I don’t go to concerts very often. Generally because they often start at the time I am already going to bed. Yes, that is me declaring I am old.
I had media access to Dixie Chicks in Winnipeg a few days ago. Coincidentally that night I had a meeting right around the corner from the MTS Centre so I stopped by the show after.
You might recall I wrote a column several weeks ago about people and their obnoxious cellphone habits. And my feelings were in full force at the concert.
Back in the day, the rules were strictly enforced that no type of photography or video equipment was allowed into a venue. Unfortunately these days with cellphones, they are sort of an all-in-one device and you couldn’t possibly enforce a “no cellphone” rule at a concert.
(Could you imagine if they ran something like a coat check but you have to leave your phone at the door? Just a side thought. Anyhow, let me get back to my point.)
Between everybody holding up their cellphones to snap pics and take video of all the action on the stage, people then hold up their phone and use the glowing device instead of a lighter, like you used to do back in the day for a romantic song or ballad.
It’s funny how technology — and “no smoking” rules — have changed how we enjoy a concert.
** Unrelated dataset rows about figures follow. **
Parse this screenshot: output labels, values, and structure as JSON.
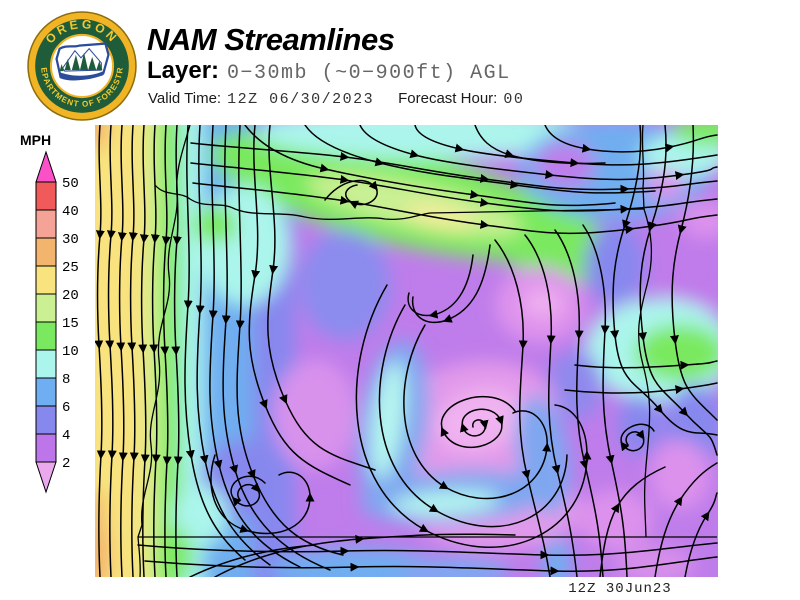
{
  "header": {
    "title": "NAM Streamlines",
    "layer_label": "Layer:",
    "layer_value": "0−30mb (~0−900ft) AGL",
    "valid_time_label": "Valid Time:",
    "valid_time_value": "12Z 06/30/2023",
    "forecast_hour_label": "Forecast Hour:",
    "forecast_hour_value": "00"
  },
  "logo": {
    "top_text": "OREGON",
    "bottom_text": "DEPARTMENT OF FORESTRY",
    "seal_green": "#1E5C3A",
    "seal_gold": "#F0B424",
    "emblem_blue": "#2B4B9B"
  },
  "legend": {
    "units": "MPH",
    "ticks": [
      "50",
      "40",
      "30",
      "25",
      "20",
      "15",
      "10",
      "8",
      "6",
      "4",
      "2"
    ],
    "band_colors": [
      "#F05A5A",
      "#F5A396",
      "#F3B56E",
      "#F8E37E",
      "#CBF094",
      "#7AE95F",
      "#ABF5EC",
      "#6FAEF0",
      "#8788EE",
      "#BD76EA"
    ],
    "above_max_color": "#FA50C8",
    "below_min_color": "#EBA9ED"
  },
  "map": {
    "timestamp_label": "12Z 30Jun23",
    "base_color": "#BF7DEB"
  }
}
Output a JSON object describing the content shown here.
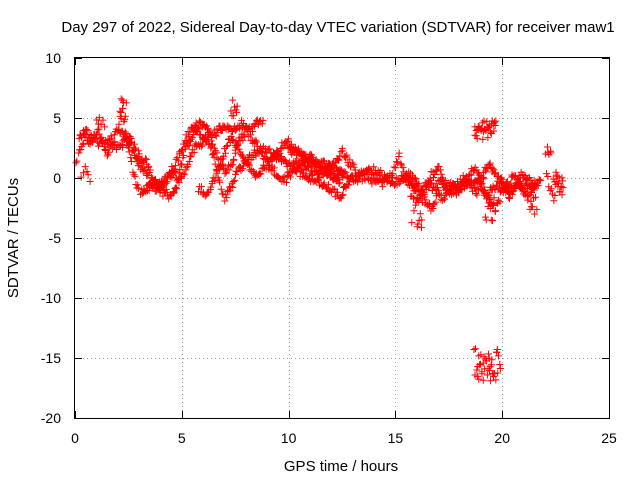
{
  "chart_data": {
    "type": "scatter",
    "title": "Day 297 of 2022, Sidereal Day-to-day VTEC variation (SDTVAR) for receiver maw1",
    "xlabel": "GPS time / hours",
    "ylabel": "SDTVAR / TECUs",
    "xlim": [
      0,
      25
    ],
    "ylim": [
      -20,
      10
    ],
    "xticks": [
      0,
      5,
      10,
      15,
      20,
      25
    ],
    "yticks": [
      -20,
      -15,
      -10,
      -5,
      0,
      5,
      10
    ],
    "grid": true,
    "marker": "+",
    "color": "#ff0000",
    "series": [
      {
        "name": "SDTVAR",
        "tracks": [
          [
            [
              0.0,
              1.2
            ],
            [
              0.15,
              2.0
            ],
            [
              0.3,
              2.8
            ],
            [
              0.5,
              3.3
            ],
            [
              0.7,
              3.0
            ],
            [
              0.9,
              3.5
            ],
            [
              1.1,
              2.6
            ],
            [
              1.3,
              3.0
            ],
            [
              1.5,
              1.6
            ],
            [
              1.7,
              2.4
            ],
            [
              1.9,
              3.6
            ],
            [
              2.1,
              4.8
            ],
            [
              2.2,
              6.2
            ],
            [
              2.35,
              4.0
            ],
            [
              2.5,
              2.2
            ],
            [
              2.7,
              0.8
            ],
            [
              2.9,
              -0.6
            ],
            [
              3.1,
              -1.2
            ],
            [
              3.4,
              -0.8
            ],
            [
              3.7,
              -0.4
            ],
            [
              4.0,
              -0.6
            ],
            [
              4.3,
              -0.2
            ],
            [
              4.6,
              0.4
            ],
            [
              4.8,
              -0.2
            ],
            [
              5.0,
              1.2
            ],
            [
              5.2,
              2.5
            ],
            [
              5.5,
              3.5
            ],
            [
              5.8,
              4.0
            ],
            [
              6.0,
              3.6
            ],
            [
              6.3,
              2.8
            ],
            [
              6.6,
              1.0
            ],
            [
              6.8,
              -0.6
            ],
            [
              7.0,
              -1.6
            ],
            [
              7.3,
              -0.8
            ],
            [
              7.6,
              0.4
            ],
            [
              8.0,
              1.4
            ],
            [
              8.4,
              2.0
            ],
            [
              8.8,
              2.4
            ],
            [
              9.2,
              2.0
            ],
            [
              9.6,
              1.6
            ],
            [
              10.0,
              1.2
            ],
            [
              10.4,
              0.6
            ],
            [
              10.8,
              0.2
            ],
            [
              11.2,
              -0.2
            ],
            [
              11.6,
              -0.6
            ],
            [
              12.0,
              -1.0
            ],
            [
              12.4,
              -1.6
            ],
            [
              12.7,
              -0.6
            ],
            [
              13.0,
              0.2
            ]
          ],
          [
            [
              0.2,
              3.4
            ],
            [
              0.5,
              3.8
            ],
            [
              0.8,
              3.2
            ],
            [
              1.1,
              3.9
            ],
            [
              1.4,
              2.8
            ],
            [
              1.7,
              3.2
            ],
            [
              2.0,
              2.6
            ],
            [
              2.3,
              3.0
            ],
            [
              2.6,
              3.2
            ],
            [
              2.9,
              2.0
            ],
            [
              3.2,
              1.6
            ],
            [
              3.5,
              0.8
            ],
            [
              3.8,
              -0.6
            ],
            [
              4.1,
              -1.2
            ],
            [
              4.4,
              -1.4
            ],
            [
              4.7,
              -0.8
            ],
            [
              5.0,
              0.0
            ],
            [
              5.3,
              1.4
            ],
            [
              5.6,
              2.6
            ],
            [
              6.0,
              3.0
            ],
            [
              6.3,
              3.6
            ],
            [
              6.6,
              3.8
            ],
            [
              6.9,
              4.2
            ],
            [
              7.2,
              4.4
            ],
            [
              7.5,
              4.0
            ],
            [
              7.8,
              4.6
            ],
            [
              8.2,
              3.6
            ],
            [
              8.6,
              2.4
            ],
            [
              9.0,
              1.2
            ],
            [
              9.4,
              0.4
            ],
            [
              9.8,
              -0.2
            ],
            [
              10.2,
              0.6
            ],
            [
              10.6,
              1.4
            ],
            [
              11.0,
              1.8
            ],
            [
              11.4,
              1.2
            ],
            [
              11.8,
              0.6
            ],
            [
              12.2,
              0.0
            ],
            [
              12.6,
              0.4
            ]
          ],
          [
            [
              2.0,
              4.0
            ],
            [
              2.3,
              3.4
            ],
            [
              2.6,
              2.6
            ],
            [
              2.9,
              1.4
            ],
            [
              3.2,
              0.6
            ],
            [
              3.5,
              -0.4
            ],
            [
              3.8,
              -0.8
            ],
            [
              4.1,
              -0.4
            ],
            [
              4.4,
              0.2
            ],
            [
              4.7,
              1.2
            ],
            [
              5.0,
              2.4
            ],
            [
              5.3,
              3.6
            ],
            [
              5.6,
              4.2
            ],
            [
              5.9,
              4.6
            ],
            [
              6.2,
              4.0
            ],
            [
              6.5,
              2.4
            ],
            [
              6.8,
              1.0
            ],
            [
              7.1,
              0.4
            ],
            [
              7.4,
              1.6
            ],
            [
              7.7,
              3.0
            ],
            [
              8.0,
              3.8
            ],
            [
              8.3,
              4.2
            ],
            [
              8.6,
              4.6
            ],
            [
              8.8,
              4.8
            ]
          ],
          [
            [
              5.8,
              -0.8
            ],
            [
              6.1,
              -1.4
            ],
            [
              6.4,
              -0.6
            ],
            [
              6.7,
              0.8
            ],
            [
              7.0,
              2.2
            ],
            [
              7.3,
              3.4
            ],
            [
              7.6,
              2.6
            ],
            [
              7.9,
              1.6
            ],
            [
              8.2,
              0.8
            ],
            [
              8.5,
              0.2
            ],
            [
              8.8,
              0.6
            ],
            [
              9.1,
              1.4
            ],
            [
              9.4,
              2.0
            ],
            [
              9.7,
              2.6
            ],
            [
              10.0,
              3.0
            ],
            [
              10.4,
              2.2
            ],
            [
              10.8,
              1.6
            ],
            [
              11.2,
              1.0
            ],
            [
              11.6,
              0.4
            ],
            [
              12.0,
              0.0
            ],
            [
              12.4,
              -0.4
            ]
          ],
          [
            [
              10.0,
              2.4
            ],
            [
              10.5,
              2.0
            ],
            [
              11.0,
              1.6
            ],
            [
              11.5,
              1.2
            ],
            [
              12.0,
              0.8
            ],
            [
              12.4,
              0.4
            ],
            [
              12.8,
              0.2
            ],
            [
              13.2,
              -0.2
            ],
            [
              13.6,
              0.0
            ],
            [
              14.0,
              -0.2
            ],
            [
              14.4,
              -0.4
            ],
            [
              14.8,
              0.2
            ],
            [
              15.0,
              1.0
            ],
            [
              15.2,
              1.8
            ],
            [
              15.4,
              0.6
            ],
            [
              15.6,
              -0.4
            ],
            [
              15.9,
              -0.8
            ],
            [
              16.2,
              -1.2
            ],
            [
              16.5,
              -0.4
            ],
            [
              16.8,
              -0.8
            ],
            [
              17.1,
              -0.2
            ],
            [
              17.4,
              -0.8
            ],
            [
              17.7,
              -0.6
            ],
            [
              18.0,
              -1.0
            ],
            [
              18.3,
              -0.4
            ],
            [
              18.6,
              -0.8
            ],
            [
              18.9,
              -0.2
            ],
            [
              19.2,
              -1.4
            ],
            [
              19.5,
              -1.0
            ],
            [
              19.8,
              -0.6
            ],
            [
              20.1,
              -0.8
            ],
            [
              20.4,
              -1.2
            ],
            [
              20.7,
              -0.4
            ],
            [
              21.0,
              -1.0
            ],
            [
              21.3,
              -0.2
            ],
            [
              21.6,
              -0.6
            ]
          ],
          [
            [
              10.2,
              1.4
            ],
            [
              10.6,
              0.8
            ],
            [
              11.0,
              0.6
            ],
            [
              11.4,
              0.2
            ],
            [
              11.8,
              0.4
            ],
            [
              12.2,
              1.2
            ],
            [
              12.5,
              2.2
            ],
            [
              12.8,
              1.4
            ],
            [
              13.2,
              0.4
            ],
            [
              13.6,
              0.4
            ],
            [
              14.0,
              0.6
            ],
            [
              14.4,
              0.2
            ],
            [
              14.8,
              -0.4
            ],
            [
              15.2,
              -0.2
            ],
            [
              15.6,
              0.4
            ],
            [
              16.0,
              -0.4
            ],
            [
              16.4,
              -2.0
            ],
            [
              16.7,
              -2.6
            ],
            [
              17.0,
              -1.4
            ],
            [
              17.3,
              -1.8
            ],
            [
              17.6,
              -0.6
            ],
            [
              17.9,
              -1.2
            ],
            [
              18.2,
              -0.4
            ],
            [
              18.5,
              0.4
            ],
            [
              18.8,
              0.8
            ],
            [
              19.1,
              -0.4
            ],
            [
              19.4,
              -1.8
            ],
            [
              19.7,
              -2.6
            ],
            [
              20.0,
              -1.0
            ],
            [
              20.3,
              -0.4
            ],
            [
              20.6,
              0.2
            ],
            [
              20.9,
              -0.6
            ],
            [
              21.2,
              -1.6
            ],
            [
              21.5,
              -0.8
            ],
            [
              21.8,
              -0.2
            ]
          ],
          [
            [
              15.3,
              0.2
            ],
            [
              15.6,
              -0.2
            ],
            [
              15.9,
              -0.8
            ],
            [
              16.1,
              -1.8
            ],
            [
              16.4,
              -1.0
            ],
            [
              16.7,
              0.2
            ],
            [
              17.0,
              0.8
            ],
            [
              17.3,
              -0.4
            ],
            [
              17.6,
              -1.2
            ],
            [
              17.9,
              -0.6
            ],
            [
              18.2,
              0.0
            ],
            [
              18.5,
              -0.6
            ],
            [
              18.8,
              -1.4
            ],
            [
              19.1,
              0.4
            ],
            [
              19.4,
              1.2
            ],
            [
              19.7,
              0.2
            ],
            [
              20.0,
              -0.4
            ],
            [
              20.3,
              -1.6
            ],
            [
              20.6,
              -0.8
            ],
            [
              20.9,
              0.4
            ],
            [
              21.2,
              -0.2
            ],
            [
              21.5,
              -1.0
            ]
          ],
          [
            [
              22.1,
              0.6
            ],
            [
              22.2,
              -0.4
            ],
            [
              22.3,
              -1.2
            ],
            [
              22.4,
              -1.8
            ],
            [
              22.5,
              -0.6
            ],
            [
              22.6,
              0.4
            ],
            [
              22.7,
              -0.8
            ],
            [
              22.8,
              -1.4
            ]
          ],
          [
            [
              22.4,
              -0.2
            ],
            [
              22.5,
              0.2
            ],
            [
              22.6,
              -0.4
            ],
            [
              22.7,
              -1.0
            ],
            [
              22.8,
              -0.2
            ],
            [
              22.85,
              -0.8
            ]
          ]
        ],
        "clusters": [
          {
            "xrange": [
              18.7,
              19.7
            ],
            "yrange": [
              3.2,
              4.8
            ],
            "count": 34
          },
          {
            "xrange": [
              18.7,
              19.9
            ],
            "yrange": [
              -16.9,
              -14.2
            ],
            "count": 40
          },
          {
            "xrange": [
              15.7,
              16.3
            ],
            "yrange": [
              -4.2,
              -1.5
            ],
            "count": 14
          },
          {
            "xrange": [
              19.2,
              19.6
            ],
            "yrange": [
              -3.8,
              -1.6
            ],
            "count": 10
          },
          {
            "xrange": [
              21.3,
              21.6
            ],
            "yrange": [
              -3.2,
              -1.6
            ],
            "count": 8
          },
          {
            "xrange": [
              22.05,
              22.3
            ],
            "yrange": [
              1.6,
              2.6
            ],
            "count": 6
          },
          {
            "xrange": [
              7.3,
              7.6
            ],
            "yrange": [
              5.0,
              6.8
            ],
            "count": 8
          },
          {
            "xrange": [
              2.1,
              2.4
            ],
            "yrange": [
              4.8,
              6.6
            ],
            "count": 8
          },
          {
            "xrange": [
              1.0,
              1.4
            ],
            "yrange": [
              4.2,
              5.3
            ],
            "count": 6
          },
          {
            "xrange": [
              0.3,
              0.7
            ],
            "yrange": [
              -0.4,
              1.0
            ],
            "count": 6
          }
        ]
      }
    ]
  }
}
No longer do you have a lighter inside, though when I went to a Bryan Adams show with my parents a few years ago my dad, a smoker, went all old school and held up his lighter.
While I walked through the audience during one part of the show I was also surprised by how many people were actually texting or using their phone (presumably to post things on social media) instead of actually paying attention to the show.
The show was great, yes. It was wonderful seeing the Dixie Chicks back together again. Maybe I was just grumpy that cellphones were once again distracting — and it wasn’t even my own phone — so I didn’t have a good time. Or, maybe I stayed up way past my bedtime.